Real relief ultimately came not through medicine, but at Haverford College, when they found other intersex individuals and were able to embrace their identity.
“It felt empowering to know that, no, this isn‘t a disorder that needs to be fixed,” they said.
Bonnie Scranton, the mother of an intersex child and a clinical social worker, recently earned her social work doctorate at Penn‘s School of Social Policy and Practice. There she developed a model for clinically guided program for parents of intersex children called Project LISTEN (Let Intersex Stories Teach Educate and Nurture).
“It‘s important to be able to see intersex adults who are in their 40s, who have jobs and partners and are happy and healthy,” she said. “That was important for me as mom.”
A long struggle
Max Lara, 42, and partner Chase Schoenberg, 41, fill their home in Lindenwold, N.J., with the smells of good cooking.
And that‘s good, because life hasn‘t always been so cozy for Lara, in part because there was so little information and so few resources to treat his needs as an intersex person.
Lara was assigned female at birth and suffered through childhood health problems. A serious hormonal imbalance, undetected and untreated for decades, led to struggles with obesity and heavy menstrual periods. Lara, who now identifies as male, suffered disabling anemia, chronic pain, and fatigue.
The painful, untreated condition caused Lara to leave his career as an ICU nurse and the workforce entirely for five years.
It wasn‘t until well into his 30s that Lara met with a doctor more attuned to intersex health and was put on new medication that treated his hormone imbalance.
He required a hysterectomy as a result of not getting the right treatment sooner, and his health finally began to improve.
Currently a school cafeteria worker seeking to renew his nursing license, he remains uncertain about the future: Will he be able to travel on his current passport, which identifies him as male? Will he, as an intersex person, be able to continue to access the medication and care that helped him get his life back on track? Or will his very existence be seen as a threat?
“It feels like OK now, they can actually just kill us in the street,” he said about the growing anger against people who do not fit a gender binary. “That‘s what it feels like for us.”
‘She still wants to change the world’
Shana Knizhnik, the Philadelphia girl with a secret, grew up to be a woman who would not be silenced.
While she was a student at New York University School of Law, she started a viral blog dedicated to U.S. Supreme Court Justice Ruth Bader Ginsburg. The year she graduated, she and journalist Irin Carmon coauthored a biography of the groundbreaking jurist titled Notorious RBG: The Life and Times of Ruth Bader Ginsburg.

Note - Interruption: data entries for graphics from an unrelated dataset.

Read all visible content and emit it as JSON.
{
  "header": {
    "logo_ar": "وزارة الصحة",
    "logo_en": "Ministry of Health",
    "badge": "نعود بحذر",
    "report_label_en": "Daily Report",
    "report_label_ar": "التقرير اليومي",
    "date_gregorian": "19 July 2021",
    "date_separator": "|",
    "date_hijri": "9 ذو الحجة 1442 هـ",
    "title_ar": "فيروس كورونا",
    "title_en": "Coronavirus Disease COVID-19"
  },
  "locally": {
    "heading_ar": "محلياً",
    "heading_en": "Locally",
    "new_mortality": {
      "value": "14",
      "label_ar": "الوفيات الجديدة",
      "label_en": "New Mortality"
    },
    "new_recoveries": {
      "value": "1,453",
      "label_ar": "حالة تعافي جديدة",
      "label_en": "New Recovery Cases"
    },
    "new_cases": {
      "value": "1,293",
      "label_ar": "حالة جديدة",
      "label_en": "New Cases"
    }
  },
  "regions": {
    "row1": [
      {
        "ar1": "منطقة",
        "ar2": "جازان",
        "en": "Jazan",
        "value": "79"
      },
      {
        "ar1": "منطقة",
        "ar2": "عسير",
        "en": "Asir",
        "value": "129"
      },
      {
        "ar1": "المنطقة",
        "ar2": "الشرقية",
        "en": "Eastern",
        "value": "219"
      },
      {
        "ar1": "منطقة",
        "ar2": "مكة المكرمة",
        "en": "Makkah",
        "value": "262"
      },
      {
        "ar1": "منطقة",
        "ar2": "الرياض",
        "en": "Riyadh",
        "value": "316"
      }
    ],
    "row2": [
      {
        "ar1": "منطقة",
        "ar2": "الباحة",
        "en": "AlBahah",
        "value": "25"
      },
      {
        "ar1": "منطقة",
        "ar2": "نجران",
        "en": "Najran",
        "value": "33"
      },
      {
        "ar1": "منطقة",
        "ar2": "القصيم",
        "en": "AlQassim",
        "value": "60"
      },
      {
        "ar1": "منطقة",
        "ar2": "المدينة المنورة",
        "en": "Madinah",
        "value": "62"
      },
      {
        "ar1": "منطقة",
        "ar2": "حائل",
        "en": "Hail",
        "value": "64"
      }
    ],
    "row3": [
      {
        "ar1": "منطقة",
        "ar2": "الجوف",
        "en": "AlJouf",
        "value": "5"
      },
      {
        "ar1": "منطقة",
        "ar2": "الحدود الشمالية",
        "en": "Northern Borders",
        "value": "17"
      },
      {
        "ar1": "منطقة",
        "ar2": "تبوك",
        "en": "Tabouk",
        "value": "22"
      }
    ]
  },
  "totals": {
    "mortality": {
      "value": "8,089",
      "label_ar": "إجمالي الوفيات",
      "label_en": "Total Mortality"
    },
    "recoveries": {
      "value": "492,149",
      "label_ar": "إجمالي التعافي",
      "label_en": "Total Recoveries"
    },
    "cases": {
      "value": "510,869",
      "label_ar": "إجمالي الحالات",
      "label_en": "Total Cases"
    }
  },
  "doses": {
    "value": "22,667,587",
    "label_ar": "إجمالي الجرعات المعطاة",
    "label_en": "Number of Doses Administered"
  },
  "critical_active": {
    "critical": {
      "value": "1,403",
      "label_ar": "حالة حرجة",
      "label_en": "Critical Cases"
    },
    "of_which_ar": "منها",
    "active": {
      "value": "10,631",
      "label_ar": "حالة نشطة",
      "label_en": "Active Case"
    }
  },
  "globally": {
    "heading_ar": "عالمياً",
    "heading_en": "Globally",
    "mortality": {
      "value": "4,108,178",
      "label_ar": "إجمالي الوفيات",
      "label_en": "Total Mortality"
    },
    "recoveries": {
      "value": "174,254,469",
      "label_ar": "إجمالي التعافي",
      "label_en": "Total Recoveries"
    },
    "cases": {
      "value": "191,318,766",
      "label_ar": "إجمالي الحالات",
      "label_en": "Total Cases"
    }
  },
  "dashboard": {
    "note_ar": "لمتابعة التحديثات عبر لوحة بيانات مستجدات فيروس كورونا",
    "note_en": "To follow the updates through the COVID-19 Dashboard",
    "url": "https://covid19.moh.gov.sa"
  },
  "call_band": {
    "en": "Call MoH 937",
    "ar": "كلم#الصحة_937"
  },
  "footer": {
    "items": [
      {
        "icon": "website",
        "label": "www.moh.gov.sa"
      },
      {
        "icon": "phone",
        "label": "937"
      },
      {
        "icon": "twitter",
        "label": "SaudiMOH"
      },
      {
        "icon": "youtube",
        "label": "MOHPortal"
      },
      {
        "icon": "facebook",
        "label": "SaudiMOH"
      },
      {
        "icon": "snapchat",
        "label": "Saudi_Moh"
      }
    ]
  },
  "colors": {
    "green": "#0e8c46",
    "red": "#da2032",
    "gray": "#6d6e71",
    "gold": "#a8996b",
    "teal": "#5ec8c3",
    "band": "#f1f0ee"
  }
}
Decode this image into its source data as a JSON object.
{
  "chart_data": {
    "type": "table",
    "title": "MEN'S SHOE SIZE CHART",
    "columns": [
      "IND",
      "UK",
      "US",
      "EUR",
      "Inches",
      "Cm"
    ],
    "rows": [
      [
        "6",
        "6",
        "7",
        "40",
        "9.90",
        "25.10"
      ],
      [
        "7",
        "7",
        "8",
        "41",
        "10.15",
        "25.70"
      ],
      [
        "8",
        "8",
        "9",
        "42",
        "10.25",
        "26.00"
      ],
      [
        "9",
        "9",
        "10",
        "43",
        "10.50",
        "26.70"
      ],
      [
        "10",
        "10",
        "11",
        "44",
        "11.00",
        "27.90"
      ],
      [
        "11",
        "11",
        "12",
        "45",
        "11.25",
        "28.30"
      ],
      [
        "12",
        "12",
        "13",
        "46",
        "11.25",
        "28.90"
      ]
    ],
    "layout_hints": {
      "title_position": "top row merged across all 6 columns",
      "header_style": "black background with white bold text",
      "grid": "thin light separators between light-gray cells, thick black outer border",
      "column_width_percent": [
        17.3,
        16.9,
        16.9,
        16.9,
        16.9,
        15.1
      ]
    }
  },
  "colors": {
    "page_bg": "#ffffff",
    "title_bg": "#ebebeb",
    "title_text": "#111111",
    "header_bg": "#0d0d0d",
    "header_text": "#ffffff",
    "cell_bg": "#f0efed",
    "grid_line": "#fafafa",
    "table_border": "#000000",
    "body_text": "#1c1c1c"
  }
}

It became a bestseller and was the basis of an Academy Award-nominated documentary.
In October 2020, in honor of Intersex Awareness Day, Knizhnik decided to publicly share her secret in a Teen Vogue article, “I‘m Coming Out as Intersex After Years of Keeping It a Secret.”
Last November, Knizhnik took on a new career challenge. An ACLU attorney focused on LGBTQ rights, today she is fighting Trump policies that target the civil rights of trans and intersex people.
The government can’t erase us, no matter how hard it tries,” said Knizhnik. “We will continue to fight for our ability to exist and to thrive.”